Portanto, minha nobre doce amiga Helen, no ocaso da vida, nunca produzirei para ser divisor de nenhuma literatura, as minhas produções não são conhecidas sequer dos meus conterrâneos, sou um escritor “sem nenhum leitor”, daqui uns dias instituirei um prêmio para quem for meu leitor e, como a Mega Sena, ficará acumulado. Escrever por escrever alimentará o meu vício, mas não satisfará meu ego, lá no fundo do meu ser, sempre terei a sensação de fracasso.
Querida Helen, aqui não vai nenhum comentário desairoso, apenas à guisa de exemplo, para lhe dizer como dói não ser reconhecido, seu trabalho passar ao largo, aqui, um poeta que não herdou o talento de Fernando Pessoa, migrou para o conto e a crônica, não reconhecido, aventurou-se escrever um romance que nada vendeu (“O livro é uma mercadoria como qualquer outra; não há diferença entre o livro e um artigo de alimentação. (...) Se o livro não vende é porque ele não presta” - Monteiro Lobato). Então, ele cansado de escrever para adulto, no ocaso da vida, na casa do sem jeito, desembarcou com mala e cuia na literatura infanto-juvenil, pelo jeito da carruagem o destino de suas produções será o sebo. Não tenho o mesmo desprendimento desse escritor, por isto, não estou produzindo.

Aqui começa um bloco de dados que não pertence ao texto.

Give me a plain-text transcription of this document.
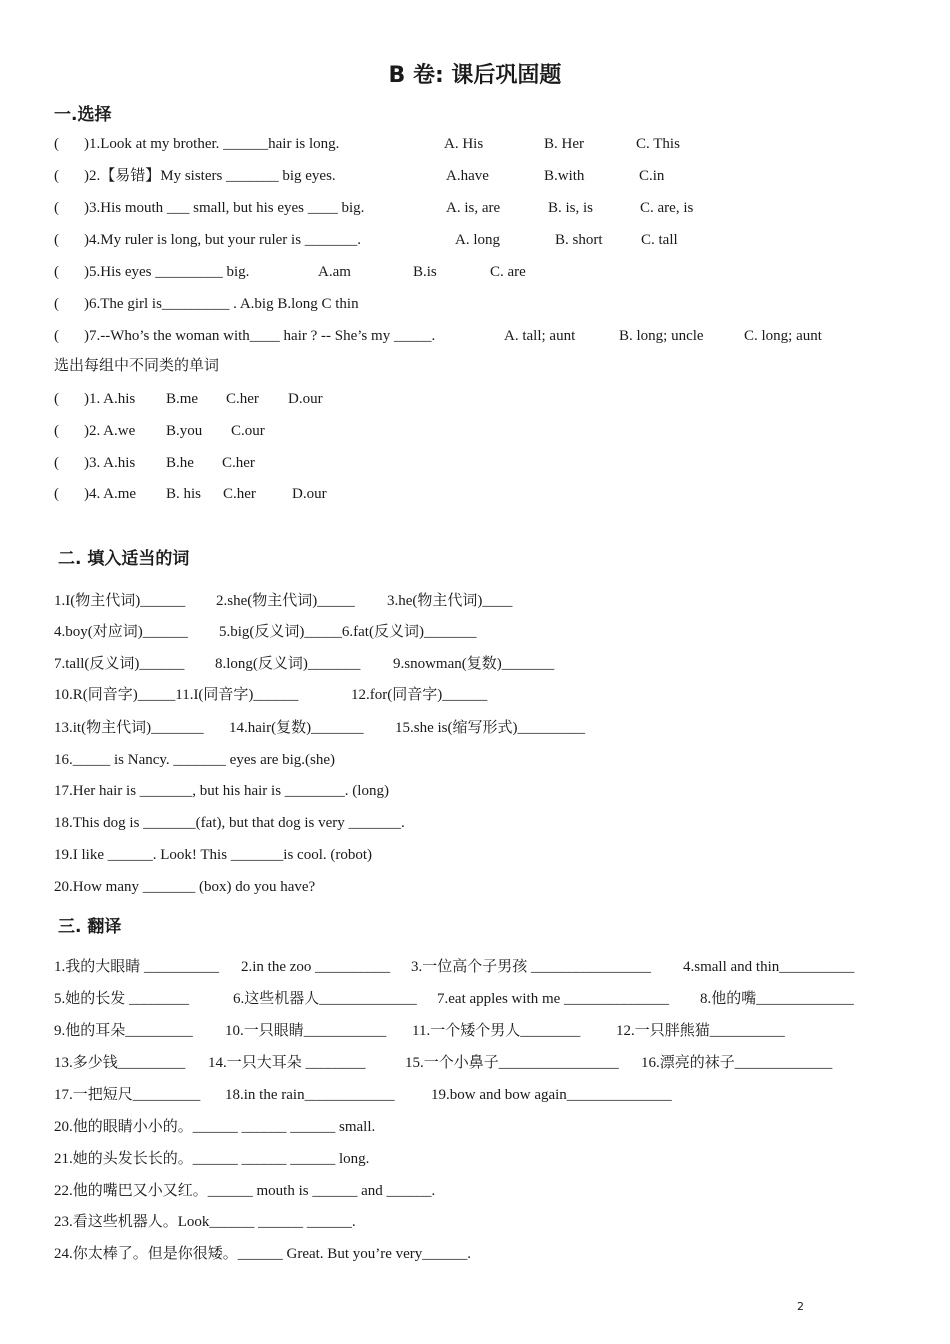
B 卷: 课后巩固题
一.选择
( )1.Look at my brother. ______hair is long.	A. His	B. Her	C. This
( )2.【易错】My sisters _______ big eyes.	A.have	B.with	C.in
( )3.His mouth ___ small, but his eyes ____ big.	A. is, are	B. is, is	C. are, is
( )4.My ruler is long, but your ruler is _______.	A. long	B. short	C. tall
( )5.His eyes _________ big.	A.am	B.is	C. are
( )6.The girl is_________ . A.big B.long C thin
( )7.--Who’s the woman with____ hair ? -- She’s my _____.	A. tall; aunt	B. long; uncle	C. long; aunt
选出每组中不同类的单词
( )1. A.his B.me C.her D.our
( )2. A.we B.you C.our
( )3. A.his B.he C.her
( )4. A.me B. his C.her D.our
二. 填入适当的词
1.I(物主代词)______ 2.she(物主代词)_____ 3.he(物主代词)____
4.boy(对应词)______ 5.big(反义词)_____6.fat(反义词)_______
7.tall(反义词)______ 8.long(反义词)_______ 9.snowman(复数)_______
10.R(同音字)_____11.I(同音字)______	12.for(同音字)______
13.it(物主代词)_______ 14.hair(复数)_______ 15.she is(缩写形式)_________
16._____ is Nancy. _______ eyes are big.(she)
17.Her hair is _______, but his hair is ________. (long)
18.This dog is _______(fat), but that dog is very _______.
19.I like ______. Look! This _______is cool. (robot)
20.How many _______ (box) do you have?
三. 翻译
1.我的大眼睛 __________ 2.in the zoo __________ 3.一位高个子男孩 ________________ 4.small and thin__________
5.她的长发 ________	6.这些机器人_____________ 7.eat apples with me ______________ 8.他的嘴_____________
9.他的耳朵_________ 10.一只眼睛___________ 11.一个矮个男人________ 12.一只胖熊猫__________
13.多少钱_________ 14.一只大耳朵 ________	15.一个小鼻子________________ 16.漂亮的袜子_____________
17.一把短尺_________ 18.in the rain____________ 19.bow and bow again______________
20.他的眼睛小小的。______ ______ ______ small.
21.她的头发长长的。______ ______ ______ long.
22.他的嘴巴又小又红。______ mouth is ______ and ______.
23.看这些机器人。Look______ ______ ______.
24.你太棒了。但是你很矮。______ Great. But you’re very______.
2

Certamente, Monteiro Lobato teve seu olhar de editor acentuado, embora grande escritor, movia-lhe o interesse do lucro, nem sempre o livro que não vende é ruim. Hoje, o livro além de ser bem escrito, criativo, é necessário um suporte de marketing por detrás para se tornar vendável. Se o autor não tiver “nome”, se a crítica especializada não lhe for favorável, se a mídia não lhe ajuda, o seu livro emperra e não é vendido. As más línguas contam que Paulo Coelho quase não vendeu seu primeiro livro. O grande poeta Manuel Bandeira custeou suas produções literárias, pois não conseguia editor, suas obras não davam lucro...
Amiga Helen, com o advento da Internet, das Redes Sociais, de Sites e Blogs, o livro impresso perderá espaço para os digitais. Hoje, existe uma grande produção de E-Books, além do fácil acesso, os livros virtuais são mais fáceis de vender, os aplicativos de downloads, baixam e imprimem um livro em alguns minutos, afora o alcance de milhares de internautas para sua divulgação em tempo recorde. Acredito que num mundo globalizado, de informação à distância, instantânea, tempo e imagem reais, o livro de papel, no formato tradicional, será substituído pela literatura virtual e condensado: - os minicontos, os poemetos, os sonetos, e os poemas haicai.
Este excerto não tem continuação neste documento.